Back by the welcome warmth of the fire, we have tea and meet Pocket, the cat. Kate tells us the amazing story of Penny and Pocket, and Alistair gives us a children's book by artist and author, Gwenda Turner, written about this pair of remarkable animals. Briefly, the story is this:

McIntosh daughter, Bianca, has an empathic fondness for animals. (She is now a veterinarian.) One evening on her way to a party, the 18-year old Bianca spied a piece of gray fluff at the road side. She stopped and picked up a tiny kitten with its eyes still mostly closed. She tucked the kitten into the breast pocket of her shirt (hence the cat's name), and Pocket was off to his first party. Arriving back at home, Penny, the family Jack Russell terrier, became very energized on seeing the kitten. She picked Pocket up and carried him back to her basket. Kate thought nature was about to take care of the kitten. But she hadn't anticipated what Penny was going to do. Penny adopted the kitten, allowing it to nurse. After a couple days, Penny, who had had a couple of litters, began producing milk. Even though Pocket's nourishment needed to be supplemented, Penny continued to nurse and mother the kitten, and Pocket thrived. Of course the novelty of a dog nursing a kitten made the newspapers and that is how the book titled Penny and Pocket came to be written.

Cheers,
Kiwi Traveler

Wednesday, April 1, 2009

Lift a glass to Central Otago

Kia Ora!

We knew we were going to the Queenstown area but couldn't agree on what to do there. I wanted to do the tourist sites like ride the old-timey steam ship, take the gondola to the top of the mountain above Queenstown, and maybe, if I dare, do a bungy jump. Bungy jumping originated in the South Sea Islands where indigenous young males tied jungle vines around their ankles and leaped head first off a platform in the trees. Some survived; some didn't. Commercial bungy jumping started in New Zealand in 1988 near Queenstown, when an enterprising A. J. Hackett created a bungy jump from a bridge over the Kawarau River. I am put off by hanging from my ankles, which can't take any more abuse than they already have.

Main Street Arrowtown
France? No, Chard in NZ
On the other hand, The Kiwi Consort wanted nothing to do with the tourist mecca of Queenstown. He wanted to visit the quaint town of Arrowtown. In the end, I couldn't get two nights lodging in Queenstown, so after one night at a pricey place on the edge of Q-town, we went to Arrowtown. We booked a wine tour of Central Otago vineyards. This area can grow both whites and reds well because of the dry climate and variations in altitude from sea level to high in the foothills. We visited four, mostly outstanding, vineyards and ate lunch at Carrick winery. A favorite was Peregrine Vineyard where the architecture was designed to resemble the wing of the bird, which by the way is an American bird. There are native falcons but no Peregrine falcons in NZ. Chard Winery looked for all the world like it should be set in the French countryside. As the tour leader headed back, she stopped at the bungy jump. We all watched as a young woman, teetered at the edge of the bridge, waiting...waiting...waiting... Then she backed out and didn't jump. I was not tempted to hang by my ankles over the river.

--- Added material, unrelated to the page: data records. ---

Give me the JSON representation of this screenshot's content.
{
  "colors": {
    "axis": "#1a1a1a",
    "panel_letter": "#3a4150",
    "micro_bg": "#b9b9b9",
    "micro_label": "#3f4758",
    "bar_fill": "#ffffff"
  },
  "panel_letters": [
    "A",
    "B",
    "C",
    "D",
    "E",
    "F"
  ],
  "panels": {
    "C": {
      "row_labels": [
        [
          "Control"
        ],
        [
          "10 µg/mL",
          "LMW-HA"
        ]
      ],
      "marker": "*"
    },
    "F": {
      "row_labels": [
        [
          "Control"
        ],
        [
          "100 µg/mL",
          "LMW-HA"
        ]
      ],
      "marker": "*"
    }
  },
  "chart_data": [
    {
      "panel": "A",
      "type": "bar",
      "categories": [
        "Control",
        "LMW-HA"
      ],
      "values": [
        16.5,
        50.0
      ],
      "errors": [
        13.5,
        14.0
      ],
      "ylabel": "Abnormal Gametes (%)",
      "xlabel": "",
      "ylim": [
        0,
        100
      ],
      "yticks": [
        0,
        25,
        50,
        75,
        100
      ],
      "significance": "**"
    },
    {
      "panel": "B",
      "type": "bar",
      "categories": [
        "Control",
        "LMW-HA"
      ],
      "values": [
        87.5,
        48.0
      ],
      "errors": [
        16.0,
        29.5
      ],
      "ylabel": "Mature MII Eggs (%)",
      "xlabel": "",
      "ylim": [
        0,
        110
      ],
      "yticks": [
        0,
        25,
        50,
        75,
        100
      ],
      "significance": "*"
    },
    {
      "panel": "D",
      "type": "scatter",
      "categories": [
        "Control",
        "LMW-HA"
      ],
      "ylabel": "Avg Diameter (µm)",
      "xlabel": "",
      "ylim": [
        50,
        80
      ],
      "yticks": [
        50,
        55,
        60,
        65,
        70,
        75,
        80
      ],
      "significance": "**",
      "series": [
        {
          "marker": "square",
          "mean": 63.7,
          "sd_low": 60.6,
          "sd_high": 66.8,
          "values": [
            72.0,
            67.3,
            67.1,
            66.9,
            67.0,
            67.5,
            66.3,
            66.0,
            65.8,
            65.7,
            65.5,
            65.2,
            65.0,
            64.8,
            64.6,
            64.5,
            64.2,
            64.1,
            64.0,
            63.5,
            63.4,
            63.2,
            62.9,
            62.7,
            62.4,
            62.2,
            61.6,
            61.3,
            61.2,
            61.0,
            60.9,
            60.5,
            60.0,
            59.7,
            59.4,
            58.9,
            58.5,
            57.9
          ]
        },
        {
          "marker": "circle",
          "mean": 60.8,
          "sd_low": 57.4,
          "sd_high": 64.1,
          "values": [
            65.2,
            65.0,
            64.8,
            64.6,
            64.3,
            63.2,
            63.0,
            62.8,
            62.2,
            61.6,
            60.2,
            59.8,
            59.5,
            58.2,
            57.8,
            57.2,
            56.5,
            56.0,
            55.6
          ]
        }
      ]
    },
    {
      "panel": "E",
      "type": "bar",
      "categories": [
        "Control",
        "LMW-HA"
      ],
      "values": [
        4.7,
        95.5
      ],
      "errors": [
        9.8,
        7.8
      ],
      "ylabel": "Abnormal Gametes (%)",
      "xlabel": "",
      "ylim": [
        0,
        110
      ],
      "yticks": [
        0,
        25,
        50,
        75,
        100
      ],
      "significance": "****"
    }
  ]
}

Arrowtown, where we found a lovely little motel, is as quaint as its reputation. Dating from the era of gold mining, we walked through the portion of the town settled by the Chinese miners seeking their fortunes. Nearly all were men who were in the area for one thing only, and that was gold. When European miners left as the alluvial gold appeared to be gone, the Chinese managed to glean more from the rivers and sent their profits home to China, where most returned when the gold was depleted. We walked through the remnants of the Chinese village tucked in the shadow of the mountain. Each stone and tin hut had a fireplace for heating.

Remains of Chinese Village

The Long Drop
In front of the Chinese general store was the doorless "long drop". I wonder if the entire village used just the one?